Maryland’s statewide ban on polystyrene foam cups and containers will officially go into law without Gov. Larry Hogan’s signature. In March, Maryland became the first state in the country to pass a foam ban through its state legislature. Following Maine’s lead earlier in May, Maryland is now the second state to have a foam ban on the books.
Polystyrene foam—commonly referred to as Styrofoam—is one of the most common forms of single-use plastic. Less than 3 percent of it is recycled, and once in landfills or the natural environment, it persists for hundreds of years. In a single year, Americans throw out 25 billion polystyrene foam cups, part of the 8 million tons of plastic dumped in waterways every year.
U.S. Public Interest Research Group’s Zero Waste Director Alex Truelove issued the following statement in response to the new Maryland law:
“What happened in Maine earlier this month was only the beginning. With Maryland’s foam ban becoming law today and several other states considering similar action, the movement toward a plastic-free future is accelerating. We urge all other states to keep the momentum going.
For years now, Maryland has been a leader when it comes to addressing our plastic pollution crisis. I’m proud of our members, coalition partners and elected officials. And I’m especially proud of our colleagues at Environment Maryland who knocked on more than 40,000 doors across the state and collected more than 7,000 petition signatures in support of a statewide foam ban.
Nothing we use should for five minutes should be allowed to pollute our planet for hundreds of years. In less than a month, we’ve seen the great states of Maryland and Maine agree. And to that I say—who’s next?”

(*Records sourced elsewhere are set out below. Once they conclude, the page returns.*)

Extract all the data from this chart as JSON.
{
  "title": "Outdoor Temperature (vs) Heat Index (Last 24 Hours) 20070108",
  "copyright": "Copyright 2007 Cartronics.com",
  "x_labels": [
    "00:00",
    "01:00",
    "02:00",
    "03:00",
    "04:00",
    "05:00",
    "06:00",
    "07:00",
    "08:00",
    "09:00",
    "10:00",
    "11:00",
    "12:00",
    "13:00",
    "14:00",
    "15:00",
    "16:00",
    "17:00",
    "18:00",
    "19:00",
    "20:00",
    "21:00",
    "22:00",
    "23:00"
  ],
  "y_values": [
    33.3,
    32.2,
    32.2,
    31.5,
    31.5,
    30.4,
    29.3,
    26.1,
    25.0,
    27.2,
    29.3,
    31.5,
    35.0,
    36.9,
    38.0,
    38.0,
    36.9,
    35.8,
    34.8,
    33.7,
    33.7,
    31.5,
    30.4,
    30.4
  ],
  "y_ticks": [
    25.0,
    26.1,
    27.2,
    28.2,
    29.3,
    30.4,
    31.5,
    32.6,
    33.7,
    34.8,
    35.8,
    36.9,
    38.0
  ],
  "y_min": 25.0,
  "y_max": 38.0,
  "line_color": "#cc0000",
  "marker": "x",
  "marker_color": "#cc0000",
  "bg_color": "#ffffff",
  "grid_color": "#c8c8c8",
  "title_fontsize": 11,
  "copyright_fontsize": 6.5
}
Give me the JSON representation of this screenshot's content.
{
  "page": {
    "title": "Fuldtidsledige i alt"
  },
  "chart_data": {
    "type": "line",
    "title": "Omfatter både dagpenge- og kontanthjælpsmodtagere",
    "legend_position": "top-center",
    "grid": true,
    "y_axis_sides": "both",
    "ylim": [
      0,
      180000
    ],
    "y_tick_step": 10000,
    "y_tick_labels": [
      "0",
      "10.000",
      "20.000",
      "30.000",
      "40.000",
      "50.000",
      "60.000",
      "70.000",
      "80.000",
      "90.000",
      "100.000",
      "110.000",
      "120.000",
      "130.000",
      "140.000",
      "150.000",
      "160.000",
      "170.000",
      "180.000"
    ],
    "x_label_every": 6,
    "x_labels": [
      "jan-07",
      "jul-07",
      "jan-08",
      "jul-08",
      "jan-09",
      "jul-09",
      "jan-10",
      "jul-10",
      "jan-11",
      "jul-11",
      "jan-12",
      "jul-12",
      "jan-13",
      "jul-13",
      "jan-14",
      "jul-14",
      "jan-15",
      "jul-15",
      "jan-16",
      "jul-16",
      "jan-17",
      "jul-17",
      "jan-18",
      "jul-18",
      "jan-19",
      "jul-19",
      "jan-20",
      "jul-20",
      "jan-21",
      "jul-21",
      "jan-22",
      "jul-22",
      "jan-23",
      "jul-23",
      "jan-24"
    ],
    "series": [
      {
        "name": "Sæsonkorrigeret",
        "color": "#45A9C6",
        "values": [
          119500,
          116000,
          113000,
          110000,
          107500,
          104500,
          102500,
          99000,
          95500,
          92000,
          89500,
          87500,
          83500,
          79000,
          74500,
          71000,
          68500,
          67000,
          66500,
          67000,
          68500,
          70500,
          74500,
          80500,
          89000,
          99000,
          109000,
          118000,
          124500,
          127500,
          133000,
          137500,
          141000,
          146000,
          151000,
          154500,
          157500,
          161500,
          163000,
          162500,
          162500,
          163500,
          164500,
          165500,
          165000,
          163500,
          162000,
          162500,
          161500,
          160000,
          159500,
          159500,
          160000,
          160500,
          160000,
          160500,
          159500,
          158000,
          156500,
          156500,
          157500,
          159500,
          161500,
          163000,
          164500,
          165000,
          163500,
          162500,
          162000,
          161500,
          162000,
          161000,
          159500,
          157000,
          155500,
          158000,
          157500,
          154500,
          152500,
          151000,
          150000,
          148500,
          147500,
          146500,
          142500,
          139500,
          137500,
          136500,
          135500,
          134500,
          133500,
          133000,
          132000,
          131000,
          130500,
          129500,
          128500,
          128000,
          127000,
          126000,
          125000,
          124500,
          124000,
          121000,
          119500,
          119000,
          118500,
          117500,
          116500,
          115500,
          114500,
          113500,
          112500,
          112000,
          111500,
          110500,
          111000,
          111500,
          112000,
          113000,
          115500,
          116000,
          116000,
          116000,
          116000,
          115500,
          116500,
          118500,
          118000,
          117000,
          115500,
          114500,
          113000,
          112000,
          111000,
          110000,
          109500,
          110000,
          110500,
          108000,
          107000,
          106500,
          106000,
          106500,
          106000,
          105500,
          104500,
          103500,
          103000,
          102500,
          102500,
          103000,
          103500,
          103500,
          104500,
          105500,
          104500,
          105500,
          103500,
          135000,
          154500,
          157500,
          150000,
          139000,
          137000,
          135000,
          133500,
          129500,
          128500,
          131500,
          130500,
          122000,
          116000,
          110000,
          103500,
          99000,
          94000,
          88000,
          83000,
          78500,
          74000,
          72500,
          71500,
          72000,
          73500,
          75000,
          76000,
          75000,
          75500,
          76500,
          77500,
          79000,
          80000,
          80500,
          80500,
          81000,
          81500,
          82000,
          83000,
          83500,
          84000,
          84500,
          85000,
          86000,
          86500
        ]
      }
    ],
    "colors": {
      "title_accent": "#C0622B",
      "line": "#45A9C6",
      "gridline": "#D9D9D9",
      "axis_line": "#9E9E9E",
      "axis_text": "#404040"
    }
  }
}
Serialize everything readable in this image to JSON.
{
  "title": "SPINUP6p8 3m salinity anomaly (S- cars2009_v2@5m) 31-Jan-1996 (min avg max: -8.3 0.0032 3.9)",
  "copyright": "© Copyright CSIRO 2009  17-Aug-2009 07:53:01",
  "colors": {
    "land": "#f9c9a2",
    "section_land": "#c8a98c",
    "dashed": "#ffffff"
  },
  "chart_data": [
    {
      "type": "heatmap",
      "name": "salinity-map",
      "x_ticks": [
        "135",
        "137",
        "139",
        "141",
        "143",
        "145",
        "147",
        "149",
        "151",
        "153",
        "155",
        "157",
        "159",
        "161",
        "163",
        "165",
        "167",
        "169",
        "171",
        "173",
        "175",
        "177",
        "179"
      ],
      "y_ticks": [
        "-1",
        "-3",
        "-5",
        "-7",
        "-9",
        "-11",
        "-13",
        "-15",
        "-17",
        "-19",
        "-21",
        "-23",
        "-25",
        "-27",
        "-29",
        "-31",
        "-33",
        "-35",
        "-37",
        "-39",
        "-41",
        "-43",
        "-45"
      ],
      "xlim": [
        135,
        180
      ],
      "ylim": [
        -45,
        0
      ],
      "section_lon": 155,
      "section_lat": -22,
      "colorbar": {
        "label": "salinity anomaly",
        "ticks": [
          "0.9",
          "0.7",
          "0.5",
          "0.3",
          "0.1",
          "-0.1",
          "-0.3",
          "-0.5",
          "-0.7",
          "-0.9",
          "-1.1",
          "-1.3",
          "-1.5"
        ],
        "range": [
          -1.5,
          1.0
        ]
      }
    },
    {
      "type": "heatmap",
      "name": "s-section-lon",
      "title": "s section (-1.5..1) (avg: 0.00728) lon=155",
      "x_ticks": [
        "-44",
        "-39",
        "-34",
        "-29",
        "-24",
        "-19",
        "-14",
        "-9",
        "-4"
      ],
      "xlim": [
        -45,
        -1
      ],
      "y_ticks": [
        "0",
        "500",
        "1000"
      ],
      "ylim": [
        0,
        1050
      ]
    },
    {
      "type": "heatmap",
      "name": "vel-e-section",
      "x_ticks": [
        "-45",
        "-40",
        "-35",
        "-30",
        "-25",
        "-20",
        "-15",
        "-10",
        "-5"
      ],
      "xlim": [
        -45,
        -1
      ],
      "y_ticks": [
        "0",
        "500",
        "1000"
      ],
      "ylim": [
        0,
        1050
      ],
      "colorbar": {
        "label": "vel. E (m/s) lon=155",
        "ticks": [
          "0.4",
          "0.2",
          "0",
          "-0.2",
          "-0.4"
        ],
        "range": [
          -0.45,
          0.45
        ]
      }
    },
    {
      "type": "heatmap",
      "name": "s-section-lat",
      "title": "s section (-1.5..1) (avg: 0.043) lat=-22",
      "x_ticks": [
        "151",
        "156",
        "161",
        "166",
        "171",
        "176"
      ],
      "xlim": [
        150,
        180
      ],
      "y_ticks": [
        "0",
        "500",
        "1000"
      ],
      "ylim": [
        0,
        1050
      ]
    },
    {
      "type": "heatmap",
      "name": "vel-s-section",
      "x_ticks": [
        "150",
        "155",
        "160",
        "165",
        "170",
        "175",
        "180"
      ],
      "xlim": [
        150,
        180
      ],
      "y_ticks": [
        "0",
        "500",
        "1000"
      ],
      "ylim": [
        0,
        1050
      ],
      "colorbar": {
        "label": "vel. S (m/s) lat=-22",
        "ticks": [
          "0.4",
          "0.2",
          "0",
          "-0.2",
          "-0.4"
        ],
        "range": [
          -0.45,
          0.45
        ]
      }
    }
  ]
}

Additionally, Maryland resident and Oceana Chief Policy Officer Jacqueline Savitz said: “With this action, Maryland is taking a leading role among states in tackling the plastics crisis. We depend so heavily on the Bay and Atlantic Coast, it's appropriate that our state is out front. Consumer goods companies must own reducing the amount of plastics they are forcing into commerce—and this new law will help to make sure that happens.”